DataBlock-Splitter error (Image)

Hello, I am trying to train image classification task (Bees vs. Wasps) by using Kaggle’s data [https://www.kaggle.com/jerzydziewierz/bee-vs-wasp].

This task provides “labels.csv” and columns tell which item is train, valid, or test.

So, I split train and test data set separately,

Then, I made “splitter” function to split train and validation set by using train data set,
(PP) Bee3

and… It looked like working well when I created “datablock”.

But here is the problem.

When I put “splitter” in DataBlock, there were some errors.


I guessed the problem is “index” problem, so my “splitter” function might be wrong.

I would like to ask you if there is any smart way to make “splitter”?

The “labels.csv” has images’ path, and I think there is something ways to use that information to create DataBlock.

I really need your help, and thank you for your time!

There’s a default splitter you can use: splitter=ColSplitter('is_validation').
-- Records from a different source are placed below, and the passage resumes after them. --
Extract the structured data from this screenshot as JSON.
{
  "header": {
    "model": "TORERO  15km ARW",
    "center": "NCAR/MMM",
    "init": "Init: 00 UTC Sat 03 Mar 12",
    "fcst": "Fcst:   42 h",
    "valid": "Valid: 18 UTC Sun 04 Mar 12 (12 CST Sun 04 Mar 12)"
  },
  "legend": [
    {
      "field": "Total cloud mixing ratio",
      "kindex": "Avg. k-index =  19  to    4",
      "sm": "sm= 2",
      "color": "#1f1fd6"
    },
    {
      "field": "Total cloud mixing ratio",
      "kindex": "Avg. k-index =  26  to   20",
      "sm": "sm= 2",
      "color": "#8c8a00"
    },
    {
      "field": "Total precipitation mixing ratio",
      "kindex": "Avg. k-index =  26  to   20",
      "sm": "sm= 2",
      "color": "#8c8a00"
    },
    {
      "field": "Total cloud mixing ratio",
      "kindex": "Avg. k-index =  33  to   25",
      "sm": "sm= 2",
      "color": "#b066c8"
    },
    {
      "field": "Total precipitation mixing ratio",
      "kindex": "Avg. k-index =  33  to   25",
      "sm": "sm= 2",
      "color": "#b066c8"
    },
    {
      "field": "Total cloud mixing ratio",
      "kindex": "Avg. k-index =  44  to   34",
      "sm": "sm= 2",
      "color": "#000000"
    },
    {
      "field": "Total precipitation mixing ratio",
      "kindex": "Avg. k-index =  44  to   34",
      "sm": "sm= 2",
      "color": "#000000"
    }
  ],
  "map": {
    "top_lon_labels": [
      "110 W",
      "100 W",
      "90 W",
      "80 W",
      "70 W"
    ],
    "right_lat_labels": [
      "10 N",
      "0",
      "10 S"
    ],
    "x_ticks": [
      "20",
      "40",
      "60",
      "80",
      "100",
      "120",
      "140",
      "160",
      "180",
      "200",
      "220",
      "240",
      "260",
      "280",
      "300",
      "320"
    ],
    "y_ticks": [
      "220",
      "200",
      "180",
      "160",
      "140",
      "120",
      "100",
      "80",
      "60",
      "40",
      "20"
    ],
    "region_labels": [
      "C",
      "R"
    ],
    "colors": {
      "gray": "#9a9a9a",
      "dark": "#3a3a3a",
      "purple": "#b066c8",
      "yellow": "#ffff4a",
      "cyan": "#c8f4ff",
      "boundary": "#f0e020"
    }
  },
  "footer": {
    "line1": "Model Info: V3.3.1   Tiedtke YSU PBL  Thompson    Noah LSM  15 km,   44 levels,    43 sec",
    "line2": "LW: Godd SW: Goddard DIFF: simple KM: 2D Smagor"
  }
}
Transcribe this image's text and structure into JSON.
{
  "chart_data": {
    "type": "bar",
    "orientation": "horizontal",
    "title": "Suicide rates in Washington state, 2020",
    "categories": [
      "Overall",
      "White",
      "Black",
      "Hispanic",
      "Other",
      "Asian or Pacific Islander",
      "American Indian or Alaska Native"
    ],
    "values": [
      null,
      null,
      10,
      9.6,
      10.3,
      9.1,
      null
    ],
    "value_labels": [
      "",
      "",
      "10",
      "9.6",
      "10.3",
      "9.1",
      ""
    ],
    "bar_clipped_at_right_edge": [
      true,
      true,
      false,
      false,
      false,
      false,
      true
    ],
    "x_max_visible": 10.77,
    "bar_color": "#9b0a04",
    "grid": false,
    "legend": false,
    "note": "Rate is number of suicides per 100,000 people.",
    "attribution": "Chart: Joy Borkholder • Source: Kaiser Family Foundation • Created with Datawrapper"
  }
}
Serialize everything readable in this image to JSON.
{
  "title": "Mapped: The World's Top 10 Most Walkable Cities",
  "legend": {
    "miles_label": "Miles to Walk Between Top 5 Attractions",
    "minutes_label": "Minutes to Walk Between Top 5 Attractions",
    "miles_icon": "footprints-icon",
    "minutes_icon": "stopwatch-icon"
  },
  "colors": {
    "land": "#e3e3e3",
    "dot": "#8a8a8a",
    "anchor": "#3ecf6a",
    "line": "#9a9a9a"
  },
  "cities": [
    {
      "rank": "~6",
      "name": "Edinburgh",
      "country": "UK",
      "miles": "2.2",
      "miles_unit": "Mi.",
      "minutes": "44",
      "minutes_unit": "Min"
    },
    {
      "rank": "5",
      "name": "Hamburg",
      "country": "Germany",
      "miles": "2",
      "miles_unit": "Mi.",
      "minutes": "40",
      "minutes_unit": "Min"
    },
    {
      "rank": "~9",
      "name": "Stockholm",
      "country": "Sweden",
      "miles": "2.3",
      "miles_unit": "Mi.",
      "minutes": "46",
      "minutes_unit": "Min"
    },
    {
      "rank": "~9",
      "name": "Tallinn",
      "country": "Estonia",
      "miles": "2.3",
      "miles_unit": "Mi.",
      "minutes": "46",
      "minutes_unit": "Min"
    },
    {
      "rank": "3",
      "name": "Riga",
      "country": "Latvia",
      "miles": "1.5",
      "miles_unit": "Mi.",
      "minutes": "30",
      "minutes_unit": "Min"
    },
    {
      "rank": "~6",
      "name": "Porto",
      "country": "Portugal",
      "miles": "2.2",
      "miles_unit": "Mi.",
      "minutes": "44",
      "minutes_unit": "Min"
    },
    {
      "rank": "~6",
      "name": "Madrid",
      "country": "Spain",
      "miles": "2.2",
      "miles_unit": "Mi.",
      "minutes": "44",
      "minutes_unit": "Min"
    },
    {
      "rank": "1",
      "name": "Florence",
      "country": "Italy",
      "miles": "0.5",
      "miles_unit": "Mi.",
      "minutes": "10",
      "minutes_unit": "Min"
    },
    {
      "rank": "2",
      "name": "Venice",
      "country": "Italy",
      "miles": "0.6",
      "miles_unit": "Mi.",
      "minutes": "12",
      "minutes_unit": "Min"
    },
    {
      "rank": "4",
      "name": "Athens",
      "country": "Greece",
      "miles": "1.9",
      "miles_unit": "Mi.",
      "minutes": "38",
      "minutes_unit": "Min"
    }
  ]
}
Try it out but might also need to change the column from 1/0 to True/False.

I think the problem is that indices returned from splitter are expected to be from range [0, n) (like you’d use in iloc) and your index contains holes after you took out the final validation records.
So either reindex after you create df_train. Or enumerate in your split function to get the actual positions.

Thanks for your reply!
I already tried to use “ColSplitter” by using both int and bool values but it didn’t work…

Thanks for your answer!
As you said, I tried to rebuild index after I created df_train. It works very well!